Given the variables $(\theta,r,x)$ and the nondimensionalization (change of coordinates):
$$ \bar{\theta}=\frac{\theta}{\theta_0}\\ \bar{r}=\frac{r}{r_o}\\ \bar{x}=\frac{x}{h} $$
The gradient of a scalar field $\phi$ in this coordinate system is written as: $$ \nabla\phi=\frac{1}{r}\frac{\partial\phi}{\partial\theta}\hat{\theta}+\frac{\partial\phi}{\partial r}\hat{r}+\frac{\partial\phi}{\partial x}\hat{x} $$
How do I write the gradient in the new coordinate system?
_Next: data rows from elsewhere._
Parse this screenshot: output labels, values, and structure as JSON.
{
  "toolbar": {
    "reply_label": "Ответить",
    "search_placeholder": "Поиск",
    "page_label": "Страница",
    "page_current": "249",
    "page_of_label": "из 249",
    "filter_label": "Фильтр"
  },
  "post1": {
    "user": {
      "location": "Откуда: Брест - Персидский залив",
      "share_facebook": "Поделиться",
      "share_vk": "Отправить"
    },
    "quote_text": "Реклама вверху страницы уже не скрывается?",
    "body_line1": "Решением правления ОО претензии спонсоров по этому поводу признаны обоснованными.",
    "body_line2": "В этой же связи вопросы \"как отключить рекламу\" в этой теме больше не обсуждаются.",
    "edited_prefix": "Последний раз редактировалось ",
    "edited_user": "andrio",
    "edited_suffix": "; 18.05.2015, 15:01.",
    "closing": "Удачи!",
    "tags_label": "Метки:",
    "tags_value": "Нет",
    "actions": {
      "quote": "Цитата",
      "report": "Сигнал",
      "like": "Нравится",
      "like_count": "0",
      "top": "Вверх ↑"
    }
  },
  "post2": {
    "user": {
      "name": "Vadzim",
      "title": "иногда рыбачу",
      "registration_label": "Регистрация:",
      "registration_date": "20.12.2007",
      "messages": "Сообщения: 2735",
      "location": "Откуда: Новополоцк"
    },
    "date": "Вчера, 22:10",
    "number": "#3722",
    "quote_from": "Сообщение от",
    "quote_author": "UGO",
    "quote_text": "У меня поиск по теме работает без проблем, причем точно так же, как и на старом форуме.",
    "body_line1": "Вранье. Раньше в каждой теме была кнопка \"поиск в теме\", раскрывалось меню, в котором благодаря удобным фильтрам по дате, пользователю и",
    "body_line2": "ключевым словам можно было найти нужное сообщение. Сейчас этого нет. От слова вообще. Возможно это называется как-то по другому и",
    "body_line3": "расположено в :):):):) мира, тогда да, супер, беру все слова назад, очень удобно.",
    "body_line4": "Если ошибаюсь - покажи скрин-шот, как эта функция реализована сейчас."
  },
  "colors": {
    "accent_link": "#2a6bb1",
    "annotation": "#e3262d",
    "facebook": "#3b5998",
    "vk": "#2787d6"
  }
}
I am tempted to write it as $$ \nabla\phi = \frac{1}{r_o\bar{r}}\frac{1}{\theta_0}\frac{\partial\phi}{\partial\bar{\theta}}\hat{\bar{\theta}}+ \frac{1}{r_o}\frac{\partial\phi}{\partial \bar{r}}\hat{^\bar{r}}+ \frac{1}{h}\frac{\partial\phi}{\partial \bar{x}}\hat{\bar{x}} $$
Not sure if this is exactly true and, if it is, what is a good way to actually prove it.